Anisophyllea impressinervia
- Conservation status: Critically Endangered (IUCN 3.1)

Scientific classification
- Kingdom: Plantae
- Clade: Tracheophytes
- Clade: Angiosperms
- Clade: Eudicots
- Clade: Rosids
- Order: Cucurbitales
- Family: Anisophylleaceae
- Genus: Anisophyllea
- Species: A. impressinervia
- Binomial name: Anisophyllea impressinervia Madani

= Anisophyllea impressinervia =

- Genus: Anisophyllea
- Species: impressinervia
- Authority: Madani
- Conservation status: CR

Species of tree

Anisophyllea impressinervia is a tree of Borneo in the family Anisophylleaceae.
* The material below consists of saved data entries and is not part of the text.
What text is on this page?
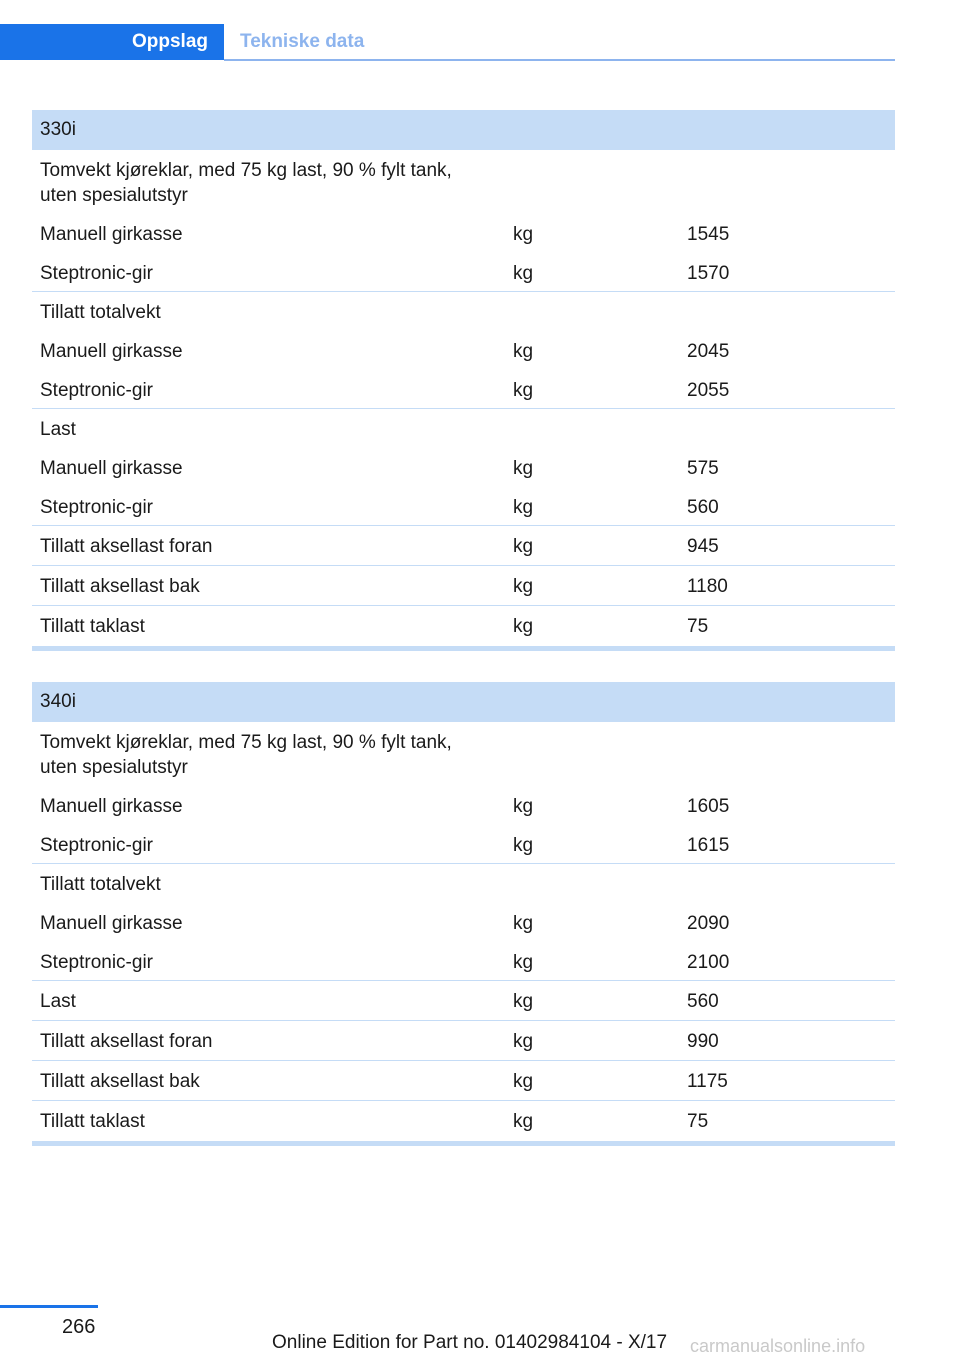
Oppslag Tekniske data
330i
Tomvekt kjøreklar, med 75 kg last, 90 % fylt tank, uten spesialutstyr
Manuell girkasse	kg	1545
Steptronic-gir	kg	1570
Tillatt totalvekt
Manuell girkasse	kg	2045
Steptronic-gir	kg	2055
Last
Manuell girkasse	kg	575
Steptronic-gir	kg	560
Tillatt aksellast foran	kg	945
Tillatt aksellast bak	kg	1180
Tillatt taklast	kg	75
340i
Tomvekt kjøreklar, med 75 kg last, 90 % fylt tank, uten spesialutstyr
Manuell girkasse	kg	1605
Steptronic-gir	kg	1615
Tillatt totalvekt
Manuell girkasse	kg	2090
Steptronic-gir	kg	2100
Last	kg	560
Tillatt aksellast foran	kg	990
Tillatt aksellast bak	kg	1175
Tillatt taklast	kg	75
266
Online Edition for Part no. 01402984104 - X/17 carmanualsonline.info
The specific epithet impressinervia is from the Latin meaning "sunken veins", referring to the leaf veins.

==Description==
Anisophyllea impressinervia grows as a tree up to 26 m tall with a trunk diameter of up to 30 cm. The bark is cracking to flaky. The roundish fruits measure up to 5 cm in diameter.

==Distribution and habitat==
Anisophyllea impressinervia is endemic to Borneo, where it is possibly confined to Sabah. Its habitat is lowland secondary forests at around 30 m elevation.